OK, picture Einstein. Ready?

“Frisky” might not be the first word most would associate with the frizzy-haired physicist — but maybe we should think again, Gabe Polsky ’02 said.

“I wouldn’t say he was a womanizer,” Polsky explained. “But I think he believed that marriage was an archaic institution.”

Polsky Films, the production company that Gabe runs with his brother Alan, recently licensed the rights to make the first biographical movie about Albert Einstein.

According to IMDb, the film should be released sometime in 2009. Polsky, the company’s creative executive, said that the film will be an “epic treatment” of Einstein’s story, incorporating episodes from his childhood but centering on his life between the ages of 20 and 40, when, Polsky said, all the major biographical themes he wants to include “come into play.” Polsky described “The Aviator” and “Amadeus” as models for the sort of story he hopes to tell.

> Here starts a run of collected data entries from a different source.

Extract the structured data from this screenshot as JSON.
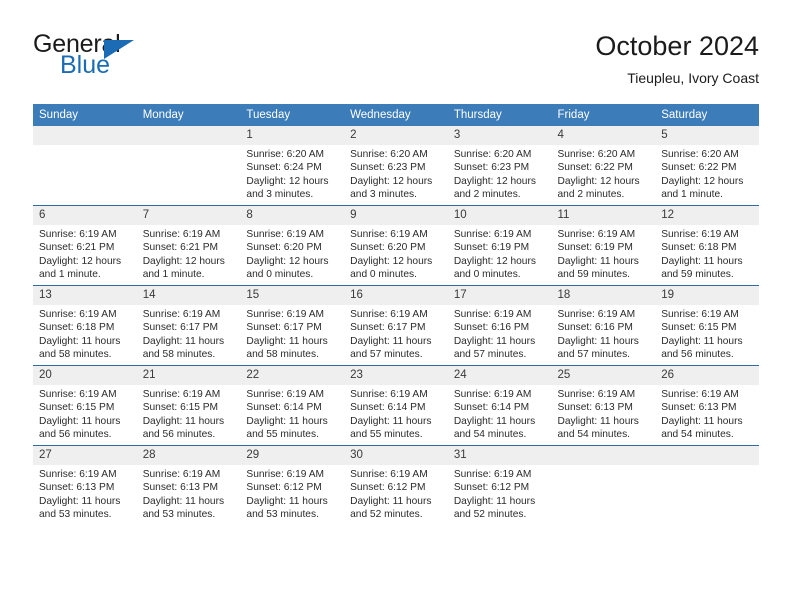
{
  "brand": {
    "name_top": "General",
    "name_bottom": "Blue",
    "color_top": "#1b1b1b",
    "color_bottom": "#1b6cb5",
    "triangle_icon": "triangle-icon"
  },
  "header": {
    "title": "October 2024",
    "subtitle": "Tieupleu, Ivory Coast"
  },
  "theme": {
    "header_bg": "#3b7cb9",
    "row_divider": "#2a6ba8",
    "daynum_bg": "#efefef",
    "text": "#2b2b2b"
  },
  "calendar": {
    "weekday_headers": [
      "Sunday",
      "Monday",
      "Tuesday",
      "Wednesday",
      "Thursday",
      "Friday",
      "Saturday"
    ],
    "weeks": [
      [
        {
          "day": "",
          "empty": true
        },
        {
          "day": "",
          "empty": true
        },
        {
          "day": "1",
          "sunrise": "Sunrise: 6:20 AM",
          "sunset": "Sunset: 6:24 PM",
          "daylight": "Daylight: 12 hours and 3 minutes."
        },
        {
          "day": "2",
          "sunrise": "Sunrise: 6:20 AM",
          "sunset": "Sunset: 6:23 PM",
          "daylight": "Daylight: 12 hours and 3 minutes."
        },
        {
          "day": "3",
          "sunrise": "Sunrise: 6:20 AM",
          "sunset": "Sunset: 6:23 PM",
          "daylight": "Daylight: 12 hours and 2 minutes."
        },
        {
          "day": "4",
          "sunrise": "Sunrise: 6:20 AM",
          "sunset": "Sunset: 6:22 PM",
          "daylight": "Daylight: 12 hours and 2 minutes."
        },
        {
          "day": "5",
          "sunrise": "Sunrise: 6:20 AM",
          "sunset": "Sunset: 6:22 PM",
          "daylight": "Daylight: 12 hours and 1 minute."
        }
      ],
      [
        {
          "day": "6",
          "sunrise": "Sunrise: 6:19 AM",
          "sunset": "Sunset: 6:21 PM",
          "daylight": "Daylight: 12 hours and 1 minute."
        },
        {
          "day": "7",
          "sunrise": "Sunrise: 6:19 AM",
          "sunset": "Sunset: 6:21 PM",
          "daylight": "Daylight: 12 hours and 1 minute."
        },
        {
          "day": "8",
          "sunrise": "Sunrise: 6:19 AM",
          "sunset": "Sunset: 6:20 PM",
          "daylight": "Daylight: 12 hours and 0 minutes."
        },
        {
          "day": "9",
          "sunrise": "Sunrise: 6:19 AM",
          "sunset": "Sunset: 6:20 PM",
          "daylight": "Daylight: 12 hours and 0 minutes."
        },
        {
          "day": "10",
          "sunrise": "Sunrise: 6:19 AM",
          "sunset": "Sunset: 6:19 PM",
          "daylight": "Daylight: 12 hours and 0 minutes."
        },
        {
          "day": "11",
          "sunrise": "Sunrise: 6:19 AM",
          "sunset": "Sunset: 6:19 PM",
          "daylight": "Daylight: 11 hours and 59 minutes."
        },
        {
          "day": "12",
          "sunrise": "Sunrise: 6:19 AM",
          "sunset": "Sunset: 6:18 PM",
          "daylight": "Daylight: 11 hours and 59 minutes."
        }
      ],
      [
        {
          "day": "13",
          "sunrise": "Sunrise: 6:19 AM",
          "sunset": "Sunset: 6:18 PM",
          "daylight": "Daylight: 11 hours and 58 minutes."
        },
        {
          "day": "14",
          "sunrise": "Sunrise: 6:19 AM",
          "sunset": "Sunset: 6:17 PM",
          "daylight": "Daylight: 11 hours and 58 minutes."
        },
        {
          "day": "15",
          "sunrise": "Sunrise: 6:19 AM",
          "sunset": "Sunset: 6:17 PM",
          "daylight": "Daylight: 11 hours and 58 minutes."
        },
        {
          "day": "16",
          "sunrise": "Sunrise: 6:19 AM",
          "sunset": "Sunset: 6:17 PM",
          "daylight": "Daylight: 11 hours and 57 minutes."
        },
        {
          "day": "17",
          "sunrise": "Sunrise: 6:19 AM",
          "sunset": "Sunset: 6:16 PM",
          "daylight": "Daylight: 11 hours and 57 minutes."
        },
        {
          "day": "18",
          "sunrise": "Sunrise: 6:19 AM",
          "sunset": "Sunset: 6:16 PM",
          "daylight": "Daylight: 11 hours and 57 minutes."
        },
        {
          "day": "19",
          "sunrise": "Sunrise: 6:19 AM",
          "sunset": "Sunset: 6:15 PM",
          "daylight": "Daylight: 11 hours and 56 minutes."
        }
      ],
      [
        {
          "day": "20",
          "sunrise": "Sunrise: 6:19 AM",
          "sunset": "Sunset: 6:15 PM",
          "daylight": "Daylight: 11 hours and 56 minutes."
        },
        {
          "day": "21",
          "sunrise": "Sunrise: 6:19 AM",
          "sunset": "Sunset: 6:15 PM",
          "daylight": "Daylight: 11 hours and 56 minutes."
        },
        {
          "day": "22",
          "sunrise": "Sunrise: 6:19 AM",
          "sunset": "Sunset: 6:14 PM",
          "daylight": "Daylight: 11 hours and 55 minutes."
        },
        {
          "day": "23",
          "sunrise": "Sunrise: 6:19 AM",
          "sunset": "Sunset: 6:14 PM",
          "daylight": "Daylight: 11 hours and 55 minutes."
        },
        {
          "day": "24",
          "sunrise": "Sunrise: 6:19 AM",
          "sunset": "Sunset: 6:14 PM",
          "daylight": "Daylight: 11 hours and 54 minutes."
        },
        {
          "day": "25",
          "sunrise": "Sunrise: 6:19 AM",
          "sunset": "Sunset: 6:13 PM",
          "daylight": "Daylight: 11 hours and 54 minutes."
        },
        {
          "day": "26",
          "sunrise": "Sunrise: 6:19 AM",
          "sunset": "Sunset: 6:13 PM",
          "daylight": "Daylight: 11 hours and 54 minutes."
        }
      ],
      [
        {
          "day": "27",
          "sunrise": "Sunrise: 6:19 AM",
          "sunset": "Sunset: 6:13 PM",
          "daylight": "Daylight: 11 hours and 53 minutes."
        },
        {
          "day": "28",
          "sunrise": "Sunrise: 6:19 AM",
          "sunset": "Sunset: 6:13 PM",
          "daylight": "Daylight: 11 hours and 53 minutes."
        },
        {
          "day": "29",
          "sunrise": "Sunrise: 6:19 AM",
          "sunset": "Sunset: 6:12 PM",
          "daylight": "Daylight: 11 hours and 53 minutes."
        },
        {
          "day": "30",
          "sunrise": "Sunrise: 6:19 AM",
          "sunset": "Sunset: 6:12 PM",
          "daylight": "Daylight: 11 hours and 52 minutes."
        },
        {
          "day": "31",
          "sunrise": "Sunrise: 6:19 AM",
          "sunset": "Sunset: 6:12 PM",
          "daylight": "Daylight: 11 hours and 52 minutes."
        },
        {
          "day": "",
          "empty": true
        },
        {
          "day": "",
          "empty": true
        }
      ]
    ]
  }
}
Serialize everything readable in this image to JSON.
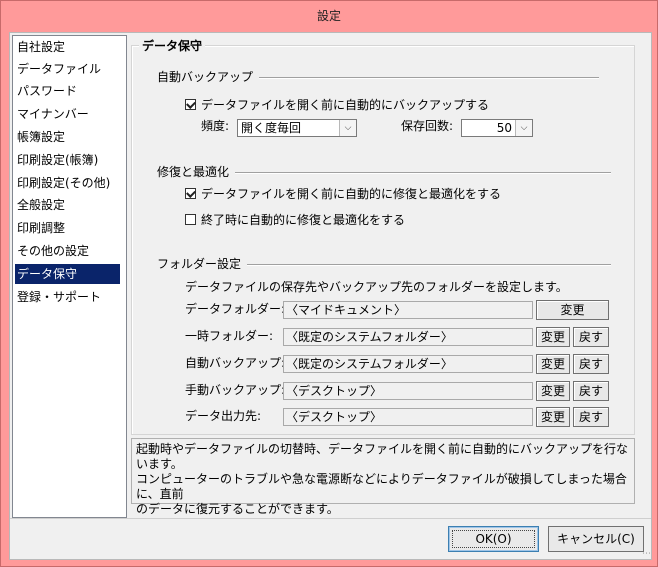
{
  "window": {
    "title": "設定"
  },
  "nav": {
    "items": [
      {
        "label": "自社設定",
        "selected": false
      },
      {
        "label": "データファイル",
        "selected": false
      },
      {
        "label": "パスワード",
        "selected": false
      },
      {
        "label": "マイナンバー",
        "selected": false
      },
      {
        "label": "帳簿設定",
        "selected": false
      },
      {
        "label": "印刷設定(帳簿)",
        "selected": false
      },
      {
        "label": "印刷設定(その他)",
        "selected": false
      },
      {
        "label": "全般設定",
        "selected": false
      },
      {
        "label": "印刷調整",
        "selected": false
      },
      {
        "label": "その他の設定",
        "selected": false
      },
      {
        "label": "データ保守",
        "selected": true
      },
      {
        "label": "登録・サポート",
        "selected": false
      }
    ]
  },
  "panel": {
    "title": "データ保守",
    "auto_backup": {
      "section_label": "自動バックアップ",
      "checkbox_label": "データファイルを開く前に自動的にバックアップする",
      "checked": true,
      "frequency_label": "頻度:",
      "frequency_value": "開く度毎回",
      "count_label": "保存回数:",
      "count_value": "50"
    },
    "repair": {
      "section_label": "修復と最適化",
      "checkbox1_label": "データファイルを開く前に自動的に修復と最適化をする",
      "checkbox1_checked": true,
      "checkbox2_label": "終了時に自動的に修復と最適化をする",
      "checkbox2_checked": false
    },
    "folders": {
      "section_label": "フォルダー設定",
      "description": "データファイルの保存先やバックアップ先のフォルダーを設定します。",
      "rows": [
        {
          "label": "データフォルダー:",
          "value": "〈マイドキュメント〉",
          "change": "変更",
          "reset": ""
        },
        {
          "label": "一時フォルダー:",
          "value": "〈既定のシステムフォルダー〉",
          "change": "変更",
          "reset": "戻す"
        },
        {
          "label": "自動バックアップ:",
          "value": "〈既定のシステムフォルダー〉",
          "change": "変更",
          "reset": "戻す"
        },
        {
          "label": "手動バックアップ:",
          "value": "〈デスクトップ〉",
          "change": "変更",
          "reset": "戻す"
        },
        {
          "label": "データ出力先:",
          "value": "〈デスクトップ〉",
          "change": "変更",
          "reset": "戻す"
        }
      ]
    }
  },
  "info": {
    "line1": "起動時やデータファイルの切替時、データファイルを開く前に自動的にバックアップを行ないます。",
    "line2": "コンピューターのトラブルや急な電源断などによりデータファイルが破損してしまった場合に、直前",
    "line3": "のデータに復元することができます。"
  },
  "buttons": {
    "ok": "OK(O)",
    "cancel": "キャンセル(C)"
  }
}
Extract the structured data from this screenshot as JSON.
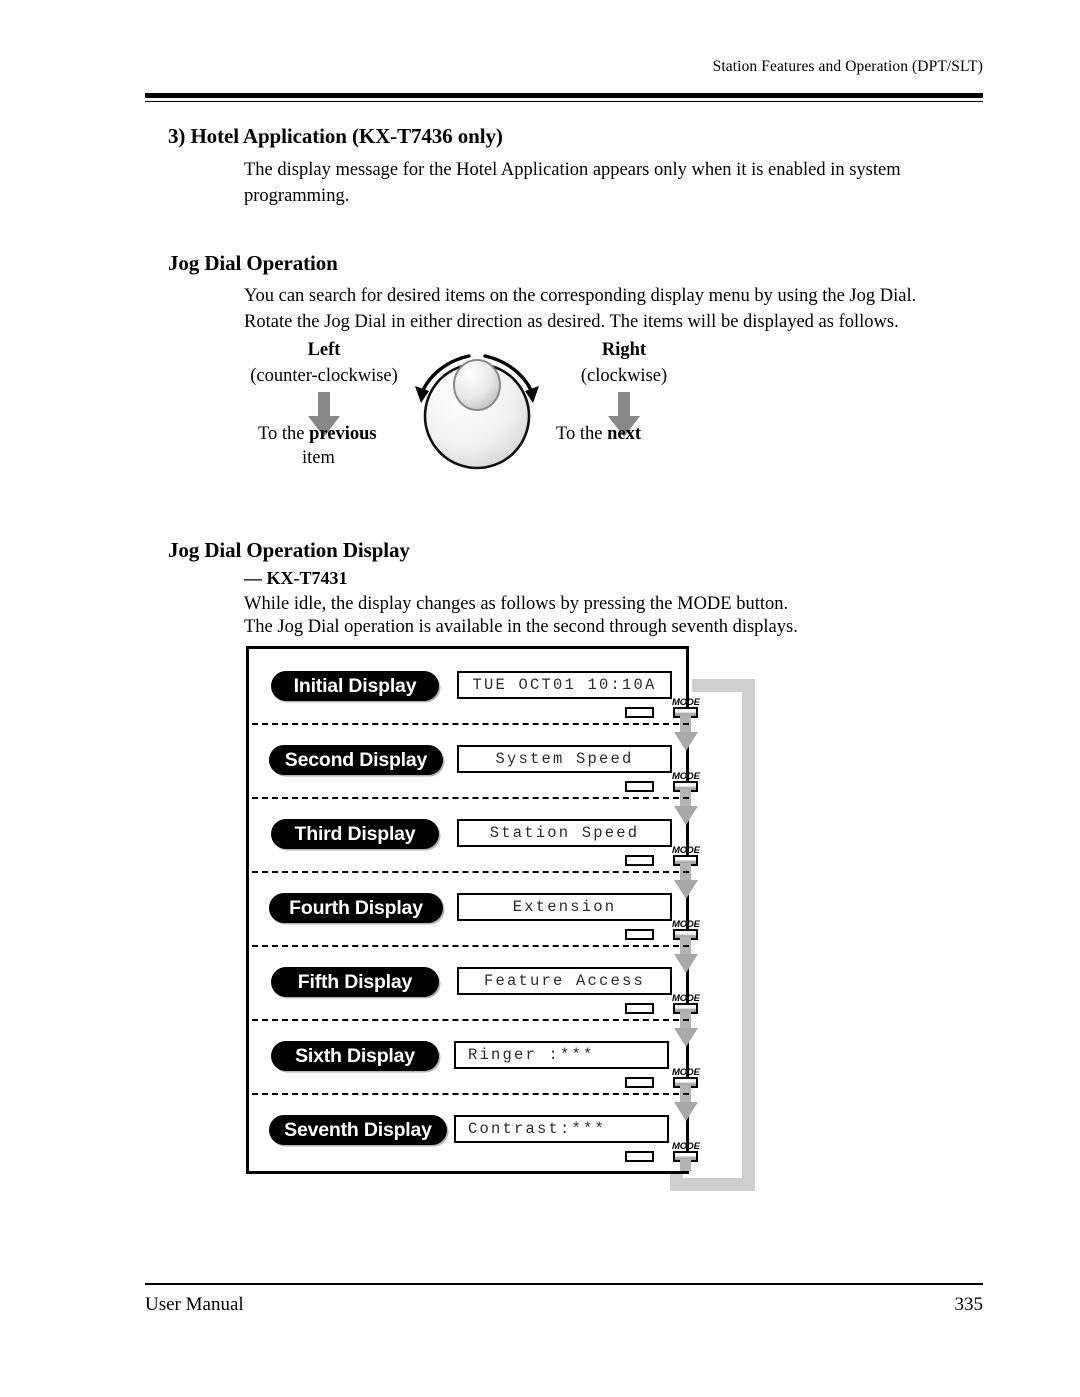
{
  "header": {
    "running_head": "Station Features and Operation (DPT/SLT)"
  },
  "sections": {
    "hotel": {
      "heading": "3) Hotel Application (KX-T7436 only)",
      "paragraph": "The display message for the Hotel Application appears only when it is enabled in system programming."
    },
    "jog_dial_operation": {
      "heading": "Jog Dial Operation",
      "paragraph": "You can search for desired items on the corresponding display menu by using the Jog Dial. Rotate the Jog Dial in either direction as desired. The items will be displayed as follows.",
      "figure": {
        "left_label": "Left",
        "left_sub": "(counter-clockwise)",
        "left_dest_prefix": "To the ",
        "left_dest_strong": "previous",
        "left_dest_line2": "item",
        "right_label": "Right",
        "right_sub": "(clockwise)",
        "right_dest_prefix": "To the ",
        "right_dest_strong": "next",
        "dial_icon": "jog-dial-icon",
        "ccw_arrow_icon": "counter-clockwise-arrow-icon",
        "cw_arrow_icon": "clockwise-arrow-icon",
        "left_down_arrow_icon": "down-arrow-icon",
        "right_down_arrow_icon": "down-arrow-icon"
      }
    },
    "jog_dial_operation_display": {
      "heading": "Jog Dial Operation Display",
      "model": "— KX-T7431",
      "paragraph_line1": "While idle, the display changes as follows by pressing the MODE button.",
      "paragraph_line2": "The Jog Dial operation is available in the second through seventh displays."
    }
  },
  "flow": {
    "mode_button_label": "MODE",
    "loop_arrow_icon": "loop-back-arrow-icon",
    "rows": [
      {
        "pill": "Initial Display",
        "lcd": "TUE OCT01 10:10A",
        "align": "center"
      },
      {
        "pill": "Second Display",
        "lcd": "System Speed",
        "align": "center"
      },
      {
        "pill": "Third Display",
        "lcd": "Station Speed",
        "align": "center"
      },
      {
        "pill": "Fourth Display",
        "lcd": "Extension",
        "align": "center"
      },
      {
        "pill": "Fifth Display",
        "lcd": "Feature Access",
        "align": "center"
      },
      {
        "pill": "Sixth Display",
        "lcd": "Ringer :***",
        "align": "left"
      },
      {
        "pill": "Seventh Display",
        "lcd": "Contrast:***",
        "align": "left"
      }
    ]
  },
  "footer": {
    "left": "User Manual",
    "page_number": "335"
  },
  "colors": {
    "ink": "#000000",
    "arrow_grey": "#a8a8a8",
    "loop_grey": "#cfcfcf"
  }
}
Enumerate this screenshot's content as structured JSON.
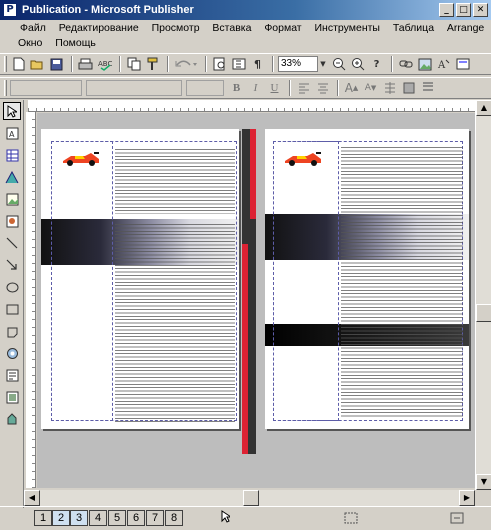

Still, the Einstein biopic involves challenges not faced by those films. After all, Howard Hughes may be famous and Mozart may be a legend, but neither is a noun: “Einstein” has taken on a life of its own as a synonym for “genius.”

Who do you cast as TIME magazine’s person of the century? An A-list actor would draw box-office profit, Polsky pointed out, but could also prove distracting to audiences. Polsky declined to discuss potential Einsteins, but said that he expects to see some noteworthy names attached to the project in the near future.

Polsky Films hopes to bring to life the man behind the legendary name, incorporating a number of qualities that the typical moviegoer might not immediately associate with Einstein. A major theme of the movie will be what Polsky called Einstein’s “inherent rebelliousness” and “anti-status quo” attitude. And the physicist’s personal life was just as complicated as his scientific ideas, Polsky said, citing his complex relationships with his wives and children. Aside from personal escapades and revolutionary science, Einstein’s biography also has enormous historical import. As Polsky pointed out, Einstein lived through two World Wars, was a Jew in Nazi Germany and precipitated the development of the atom bomb.

Princeton University Press, which publishes Einstein’s collected papers, gave its seal of approval to the Polsky Films project, and Walter Isaacson, whose upcoming book “Einstein: His Life and Universe” uses letters recently released by Princeton, will serve as a consultant on the film. Andrew DeSio, publicity manager at the Press, said that the film also had the potential to shed light on Einstein’s political significance, noting his involvement in Zionism and the dichotomy between his contributions to the creation of the atomic bomb and his later pacifism.

“We’re thrilled,” said DeSio of the forthcoming movie, “because [Einstein is] such an icon for us.”

Adam Shott ’04, Polsky’s fellow Yalie and a producer at Polsky Films, easily summed up the appeal of an Einstein biography.

“What’s fascinating is that Einstein has a position of instantaneous authority,” Shott said. “He immediately connotes genius.”